Figure 5. FGFR1 activity promotes signals through ERK/mTor in palbociclib-resistant NSCLC cells.

A. Fold change in the activity of a subset of tyrosine kinases obtained from a tyrosine kinase activity array in parental H358 cells grown in the absence of palbociclib and H358-PR250 cells continuously grown in palbociclib. B. Cell cycle analysis of parental H358 and H358-PR250 cells following treatment with 100 nM PD0325901, 100 nM everolimus, 10 nM LY2874455, 10 μM erlotinib, or 2 μM LDN-211904 for 24 hours.
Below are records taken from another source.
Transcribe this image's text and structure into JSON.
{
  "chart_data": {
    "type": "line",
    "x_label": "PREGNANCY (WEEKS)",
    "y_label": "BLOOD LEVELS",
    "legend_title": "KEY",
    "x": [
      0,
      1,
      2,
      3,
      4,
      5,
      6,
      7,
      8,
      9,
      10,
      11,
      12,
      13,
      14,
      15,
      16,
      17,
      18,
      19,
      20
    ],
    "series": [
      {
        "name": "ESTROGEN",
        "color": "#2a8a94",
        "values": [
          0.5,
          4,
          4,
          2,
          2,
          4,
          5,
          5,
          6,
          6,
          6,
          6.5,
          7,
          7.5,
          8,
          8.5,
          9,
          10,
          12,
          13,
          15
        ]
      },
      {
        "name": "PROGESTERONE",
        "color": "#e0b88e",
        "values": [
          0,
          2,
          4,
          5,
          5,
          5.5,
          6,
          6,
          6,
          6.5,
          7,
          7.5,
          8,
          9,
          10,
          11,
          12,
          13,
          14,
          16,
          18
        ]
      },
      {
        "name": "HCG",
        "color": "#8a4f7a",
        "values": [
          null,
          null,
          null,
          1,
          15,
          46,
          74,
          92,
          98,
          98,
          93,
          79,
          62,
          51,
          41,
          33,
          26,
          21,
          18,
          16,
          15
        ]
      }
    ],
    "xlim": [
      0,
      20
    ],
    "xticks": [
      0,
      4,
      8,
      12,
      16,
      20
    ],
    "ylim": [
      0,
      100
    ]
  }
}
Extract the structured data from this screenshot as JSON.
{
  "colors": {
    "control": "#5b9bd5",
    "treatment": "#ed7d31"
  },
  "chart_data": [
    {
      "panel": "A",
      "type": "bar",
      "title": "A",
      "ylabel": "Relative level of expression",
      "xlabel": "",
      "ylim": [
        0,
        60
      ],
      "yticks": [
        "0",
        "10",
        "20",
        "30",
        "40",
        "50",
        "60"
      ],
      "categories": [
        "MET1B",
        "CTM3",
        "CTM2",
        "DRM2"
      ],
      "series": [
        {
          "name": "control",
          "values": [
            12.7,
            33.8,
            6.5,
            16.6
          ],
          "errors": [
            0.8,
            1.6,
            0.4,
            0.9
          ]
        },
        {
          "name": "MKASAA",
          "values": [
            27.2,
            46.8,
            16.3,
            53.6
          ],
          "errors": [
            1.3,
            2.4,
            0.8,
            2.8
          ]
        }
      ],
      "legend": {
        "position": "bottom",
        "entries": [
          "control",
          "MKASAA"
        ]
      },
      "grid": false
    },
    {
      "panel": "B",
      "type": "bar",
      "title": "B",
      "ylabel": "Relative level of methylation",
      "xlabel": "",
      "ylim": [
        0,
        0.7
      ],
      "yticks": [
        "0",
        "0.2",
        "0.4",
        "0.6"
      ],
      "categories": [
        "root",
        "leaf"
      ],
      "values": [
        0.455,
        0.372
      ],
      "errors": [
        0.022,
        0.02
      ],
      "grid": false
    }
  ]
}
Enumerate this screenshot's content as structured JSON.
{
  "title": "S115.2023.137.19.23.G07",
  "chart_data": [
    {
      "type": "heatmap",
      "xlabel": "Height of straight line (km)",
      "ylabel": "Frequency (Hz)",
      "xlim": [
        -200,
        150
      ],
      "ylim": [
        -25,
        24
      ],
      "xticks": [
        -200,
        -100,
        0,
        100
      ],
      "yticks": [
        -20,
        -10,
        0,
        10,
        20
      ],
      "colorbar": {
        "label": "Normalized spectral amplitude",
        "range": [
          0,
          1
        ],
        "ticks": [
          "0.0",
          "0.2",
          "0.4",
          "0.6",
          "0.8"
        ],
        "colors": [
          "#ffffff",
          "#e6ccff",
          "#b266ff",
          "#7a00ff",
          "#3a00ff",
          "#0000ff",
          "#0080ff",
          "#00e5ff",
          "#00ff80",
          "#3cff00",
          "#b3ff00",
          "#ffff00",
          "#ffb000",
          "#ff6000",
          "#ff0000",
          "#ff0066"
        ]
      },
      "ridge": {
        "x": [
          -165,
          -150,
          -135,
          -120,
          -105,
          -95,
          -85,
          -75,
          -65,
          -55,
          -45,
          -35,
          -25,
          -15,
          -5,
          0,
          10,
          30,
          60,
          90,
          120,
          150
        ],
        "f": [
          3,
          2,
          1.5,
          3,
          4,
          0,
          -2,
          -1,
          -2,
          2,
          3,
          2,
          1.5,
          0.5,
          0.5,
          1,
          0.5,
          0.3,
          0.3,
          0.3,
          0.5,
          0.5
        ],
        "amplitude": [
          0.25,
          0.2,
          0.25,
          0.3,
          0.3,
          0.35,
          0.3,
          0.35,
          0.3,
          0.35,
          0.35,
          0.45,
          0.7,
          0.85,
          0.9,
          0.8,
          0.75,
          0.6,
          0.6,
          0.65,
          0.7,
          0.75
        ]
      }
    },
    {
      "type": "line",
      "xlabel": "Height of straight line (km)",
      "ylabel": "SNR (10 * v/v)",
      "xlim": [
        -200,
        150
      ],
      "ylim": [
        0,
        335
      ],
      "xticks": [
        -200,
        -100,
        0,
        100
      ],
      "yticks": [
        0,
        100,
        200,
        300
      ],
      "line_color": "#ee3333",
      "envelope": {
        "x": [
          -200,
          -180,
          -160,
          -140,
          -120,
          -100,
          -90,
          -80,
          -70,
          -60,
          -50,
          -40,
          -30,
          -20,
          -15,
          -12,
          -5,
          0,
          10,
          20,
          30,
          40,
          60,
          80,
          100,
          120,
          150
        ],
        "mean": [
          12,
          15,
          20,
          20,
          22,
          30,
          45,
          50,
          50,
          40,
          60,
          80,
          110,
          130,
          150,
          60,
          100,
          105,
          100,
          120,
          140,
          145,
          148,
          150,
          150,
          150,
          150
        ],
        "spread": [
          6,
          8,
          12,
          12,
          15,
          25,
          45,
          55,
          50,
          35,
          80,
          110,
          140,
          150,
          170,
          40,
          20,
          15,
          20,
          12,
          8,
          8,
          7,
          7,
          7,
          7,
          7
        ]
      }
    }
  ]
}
C. Assessment of apoptosis by Annexin V staining of H358 and H358-PR250 cells treated as in (B) for 3 days. D. Colony formation assay assessing the sensitivity of H358 and H358-PR250 to LY2874455 (left panel), erlotinib (middle panel) and LDN-211904 (right panel) at the indicated doses for 14 days. E. Assessment of ERK1/2 activity by Western blot analysis of lysates obtained from H358-PR250 cells treated with DMSO or LY2874455 (LY4455), erlotinib or LDN-211904 (LDN) as in (B) for 24 hours. F. Assessment of CDK2, CDK4, CDK6, Cyclin D1 and Cyclin D3 expression in parental H358 and H358-PR250 cells treated with DMSO or 10 nM LY2874455 (LY4455) for 24 hours.